Von der Leyen is set to immediately begin talks with the EU’s leaders to discuss candidacies and portfolios that, according to a Council communication published on 17 July, should all be finalised by 31 August.
As explained by European Commission’s Chief Spokesperson Margaritis Schinas, von der Leyen’s transfer to the Berlaymont – the headquarters of the European Commission – will take place after 31 October when Juncker’s mandate expires.
The first to leave his post in the Commission will be the Secretary-General of the EU executive, and close Juncker ally, Martin Selmayr, who recently told Politico he wanted to go to Austria where he owns property and teaches at the university.
Luxembourg has officially indicated that former Socialist Minister of Labour Nicolas Schmit as a candidate to become a Commissioner. Malta is considering nominating Edward Scicluna, the country’s finance minister, as a possible candidate to serve as a Commissioner.

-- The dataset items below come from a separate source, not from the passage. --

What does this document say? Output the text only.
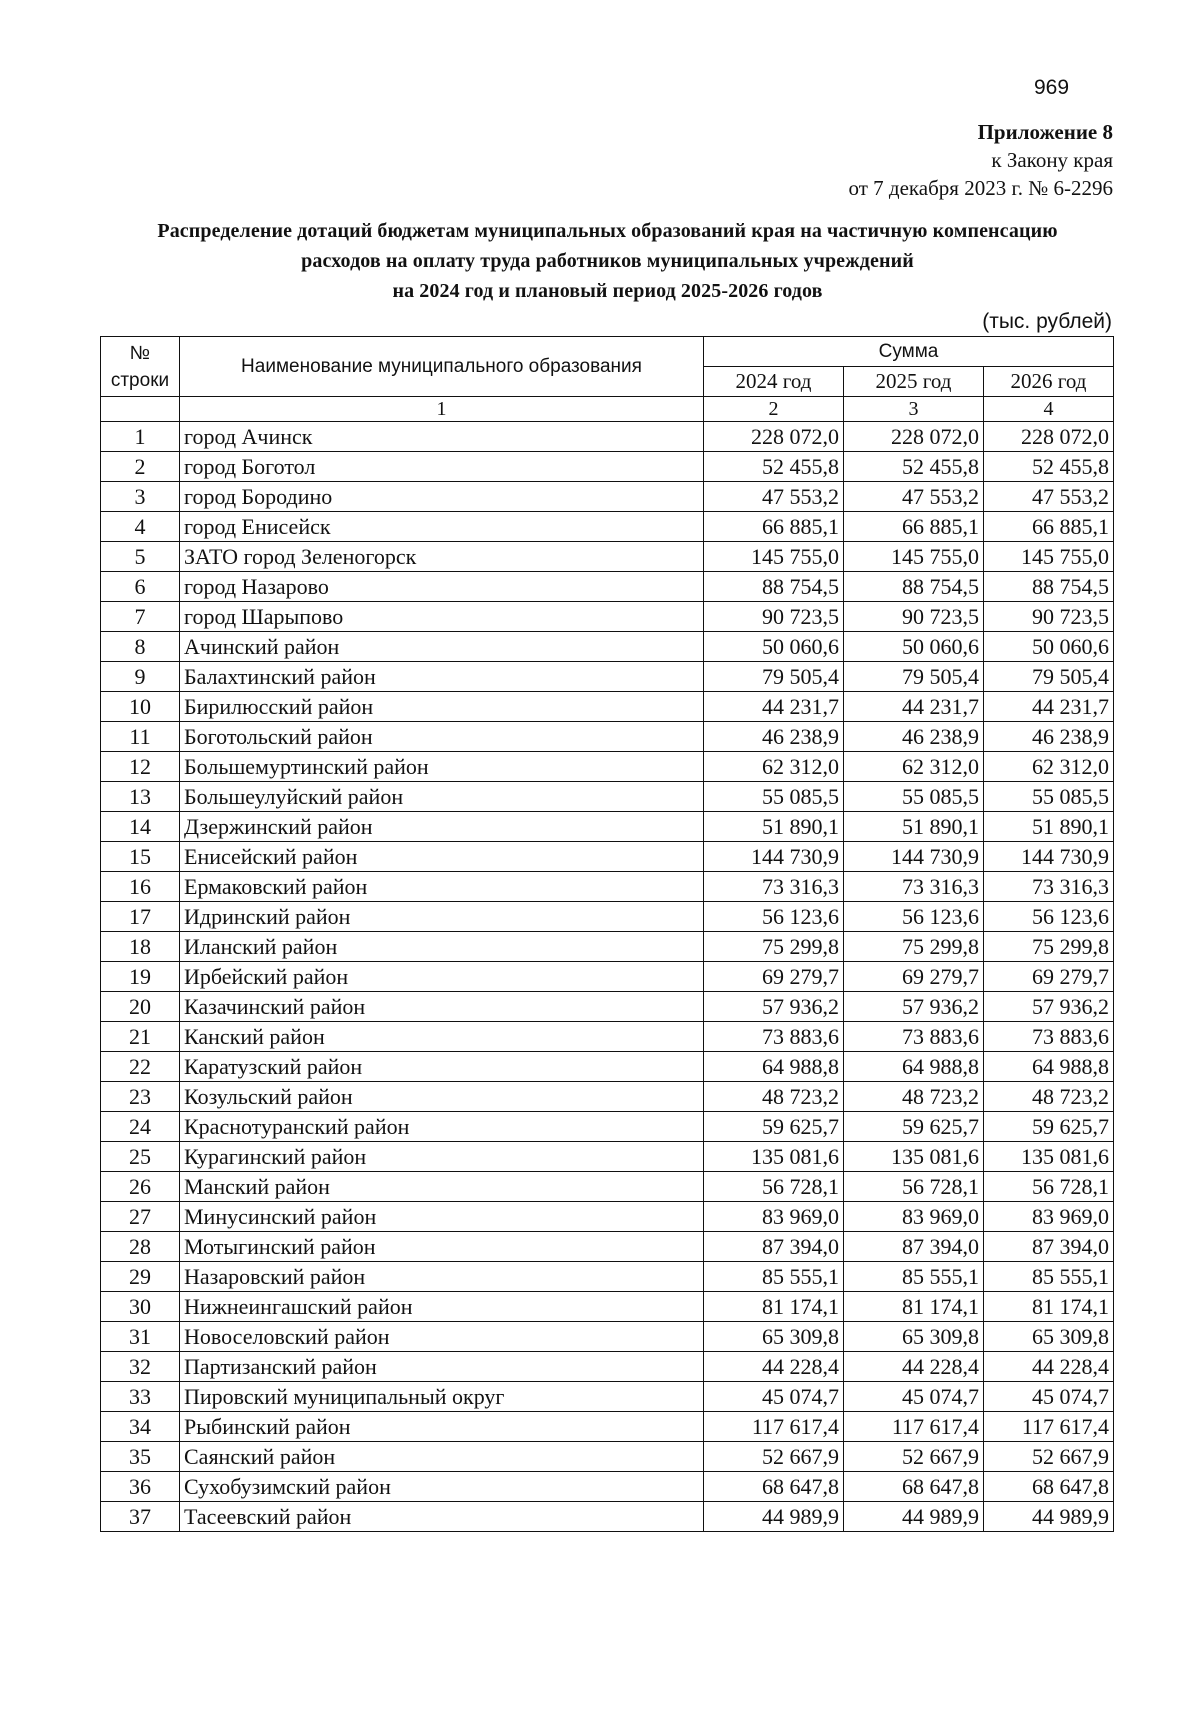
969
Приложение 8
к Закону края
от 7 декабря 2023 г. № 6-2296
Распределение дотаций бюджетам муниципальных образований края на частичную компенсацию
расходов на оплату труда работников муниципальных учреждений
на 2024 год и плановый период 2025-2026 годов
(тыс. рублей)
№
строки	Наименование муниципального образования	Сумма		
		2024 год	2025 год	2026 год
	1	2	3	4
1	город Ачинск	228 072,0	228 072,0	228 072,0
2	город Боготол	52 455,8	52 455,8	52 455,8
3	город Бородино	47 553,2	47 553,2	47 553,2
4	город Енисейск	66 885,1	66 885,1	66 885,1
5	ЗАТО город Зеленогорск	145 755,0	145 755,0	145 755,0
6	город Назарово	88 754,5	88 754,5	88 754,5
7	город Шарыпово	90 723,5	90 723,5	90 723,5
8	Ачинский район	50 060,6	50 060,6	50 060,6
9	Балахтинский район	79 505,4	79 505,4	79 505,4
10	Бирилюсский район	44 231,7	44 231,7	44 231,7
11	Боготольский район	46 238,9	46 238,9	46 238,9
12	Большемуртинский район	62 312,0	62 312,0	62 312,0
13	Большеулуйский район	55 085,5	55 085,5	55 085,5
14	Дзержинский район	51 890,1	51 890,1	51 890,1
15	Енисейский район	144 730,9	144 730,9	144 730,9
16	Ермаковский район	73 316,3	73 316,3	73 316,3
17	Идринский район	56 123,6	56 123,6	56 123,6
18	Иланский район	75 299,8	75 299,8	75 299,8
19	Ирбейский район	69 279,7	69 279,7	69 279,7
20	Казачинский район	57 936,2	57 936,2	57 936,2
21	Канский район	73 883,6	73 883,6	73 883,6
22	Каратузский район	64 988,8	64 988,8	64 988,8
23	Козульский район	48 723,2	48 723,2	48 723,2
24	Краснотуранский район	59 625,7	59 625,7	59 625,7
25	Курагинский район	135 081,6	135 081,6	135 081,6
26	Манский район	56 728,1	56 728,1	56 728,1
27	Минусинский район	83 969,0	83 969,0	83 969,0
28	Мотыгинский район	87 394,0	87 394,0	87 394,0
29	Назаровский район	85 555,1	85 555,1	85 555,1
30	Нижнеингашский район	81 174,1	81 174,1	81 174,1
31	Новоселовский район	65 309,8	65 309,8	65 309,8
32	Партизанский район	44 228,4	44 228,4	44 228,4
33	Пировский муниципальный округ	45 074,7	45 074,7	45 074,7
34	Рыбинский район	117 617,4	117 617,4	117 617,4
35	Саянский район	52 667,9	52 667,9	52 667,9
36	Сухобузимский район	68 647,8	68 647,8	68 647,8
37	Тасеевский район	44 989,9	44 989,9	44 989,9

With more-less half the appointments on behalf of the member states now being public, one can count just five women, considering von der Leyen also as part of the equation. This is expected to put even more pressure to the remaining member states to put names of women on the table.
Despite the change of the guard at 10 Downing Street, the UK will also have to appoint a Commissioner, after obtaining another Brexit extension until 31 October, with London’s nominee having to undergo the standard due diligence scrutiny in the European Parliament.